Most likely, this is a normal psychological growth pattern during the teen years. Teens are working to develop a sense of self and autonomy, and shy away from behaviors that seem uncool or childlike, so hugging parents or grandparents makes them uncomfortable. Chances are, when they are older, they will be more self-confident, and once again resume hugging.
2. “I have a hair-trigger temper over small things, not big things. What’s going on?”
It could be physiological, such as people with ADHD have, when they cannot block out repetitive stimuli, and are constantly bombarded with minor stimulations which build up and shorten their fuses. This is a core symptom of ADHD, and is usually effectively remedied with proper treatment.
It could be psychological, as when someone is overwhelmed at home and/or at work or both, and has little reserves. This could be worsened if there are also other stressors, such as sleep deprivation, too much caffeine and so on.
Most often, it’s a blend of both, so some things can be remedied on one’s own, while some benefit from external help.
3. “I’ve read that antidepressants are no more effective than placebos. If that’s true, why are so many antidepressants prescribed?”
No, it’s not true, but it also depends. Here’s the situation: Antidepressants may work well, if prescribed optimally and if used in conjunction with adjunctive treatments, both medications and healthy habits.
Most prescriptions for these medications are written by non-psychiatrist physicians or nurses, and they are not usually using the optimal doses nor using the optimal adjunct treatments. They also have little time to spend with each person.

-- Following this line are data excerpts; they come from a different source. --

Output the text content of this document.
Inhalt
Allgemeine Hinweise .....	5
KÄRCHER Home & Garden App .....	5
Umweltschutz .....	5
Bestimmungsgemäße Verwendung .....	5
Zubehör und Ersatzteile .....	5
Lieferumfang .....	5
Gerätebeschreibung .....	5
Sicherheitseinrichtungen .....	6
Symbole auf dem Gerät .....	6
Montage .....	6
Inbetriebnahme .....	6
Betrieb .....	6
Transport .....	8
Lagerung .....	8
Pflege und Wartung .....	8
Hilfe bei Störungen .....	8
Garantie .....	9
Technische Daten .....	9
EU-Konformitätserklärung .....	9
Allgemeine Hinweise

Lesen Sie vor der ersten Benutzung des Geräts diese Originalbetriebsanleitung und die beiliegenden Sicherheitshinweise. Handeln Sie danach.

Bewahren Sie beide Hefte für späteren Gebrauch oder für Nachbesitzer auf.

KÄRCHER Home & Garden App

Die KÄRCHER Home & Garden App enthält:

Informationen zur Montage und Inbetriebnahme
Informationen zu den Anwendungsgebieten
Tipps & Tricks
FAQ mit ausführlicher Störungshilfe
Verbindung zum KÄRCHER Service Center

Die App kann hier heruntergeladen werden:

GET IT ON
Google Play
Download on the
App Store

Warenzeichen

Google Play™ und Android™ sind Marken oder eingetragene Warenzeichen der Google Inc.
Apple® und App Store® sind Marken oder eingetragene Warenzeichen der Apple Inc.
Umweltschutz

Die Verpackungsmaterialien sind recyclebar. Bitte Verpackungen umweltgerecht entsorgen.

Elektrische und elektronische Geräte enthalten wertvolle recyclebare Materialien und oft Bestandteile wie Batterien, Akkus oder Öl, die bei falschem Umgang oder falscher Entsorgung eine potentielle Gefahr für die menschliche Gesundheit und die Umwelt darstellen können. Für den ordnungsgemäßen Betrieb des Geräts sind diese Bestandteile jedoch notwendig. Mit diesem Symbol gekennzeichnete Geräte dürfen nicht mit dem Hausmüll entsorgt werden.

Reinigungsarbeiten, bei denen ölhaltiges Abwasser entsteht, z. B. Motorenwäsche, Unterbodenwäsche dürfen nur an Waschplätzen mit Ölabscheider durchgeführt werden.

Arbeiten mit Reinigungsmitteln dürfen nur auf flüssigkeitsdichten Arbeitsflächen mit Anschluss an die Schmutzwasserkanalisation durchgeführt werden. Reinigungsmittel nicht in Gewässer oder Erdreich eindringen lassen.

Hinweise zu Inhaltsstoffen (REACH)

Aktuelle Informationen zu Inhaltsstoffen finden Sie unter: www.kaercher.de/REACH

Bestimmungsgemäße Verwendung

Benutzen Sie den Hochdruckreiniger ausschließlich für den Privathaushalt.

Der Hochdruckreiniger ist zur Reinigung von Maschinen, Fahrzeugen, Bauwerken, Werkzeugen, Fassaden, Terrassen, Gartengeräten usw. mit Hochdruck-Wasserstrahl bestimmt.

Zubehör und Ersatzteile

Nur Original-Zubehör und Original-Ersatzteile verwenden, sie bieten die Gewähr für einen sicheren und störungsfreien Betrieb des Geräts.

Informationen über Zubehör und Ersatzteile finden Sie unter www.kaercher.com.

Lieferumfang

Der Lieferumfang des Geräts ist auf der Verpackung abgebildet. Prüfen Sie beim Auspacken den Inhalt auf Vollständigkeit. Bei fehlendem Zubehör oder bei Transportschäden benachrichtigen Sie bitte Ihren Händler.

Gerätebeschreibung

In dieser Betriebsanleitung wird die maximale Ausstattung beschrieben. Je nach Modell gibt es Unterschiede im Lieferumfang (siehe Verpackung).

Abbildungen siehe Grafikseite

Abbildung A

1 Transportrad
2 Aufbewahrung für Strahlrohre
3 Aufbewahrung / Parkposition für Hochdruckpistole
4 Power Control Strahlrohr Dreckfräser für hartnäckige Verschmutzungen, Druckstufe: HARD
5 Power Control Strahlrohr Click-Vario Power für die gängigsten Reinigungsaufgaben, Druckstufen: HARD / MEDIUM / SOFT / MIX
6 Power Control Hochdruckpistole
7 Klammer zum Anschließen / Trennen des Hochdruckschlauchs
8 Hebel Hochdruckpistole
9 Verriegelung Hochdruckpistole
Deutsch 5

When it is done optimally, an expert in this field, usually a psychiatrist who takes time with each person, knows what doses to use for each person, maximizes those doses and knows how to use adjunct medications to obtain the best results. In those hands, the remission rates can be closer to 80-90%.
4. “Why do so few, if any, psychiatrists accept insurance or Medicare?”
Excellent question, and here’s my answer. Insurance companies have traditionally reimbursed physicians for performing procedures — such as surgery, colonoscopy, X-rays — not for cognitive care. Given that psychiatry is almost completely a cognitive specialty, reimbursement rates have been notoriously low.
With Medicare, not only does that involve the older population, which means that many of them have multiple medical conditions and require even more care for best treatments; Medicare has cut payments over the years, not increased them.
Alan Koenigsberg, M.D., is a practicing psychiatrist and clinical professor of psychiatry at UTSW Medical School in Dallas.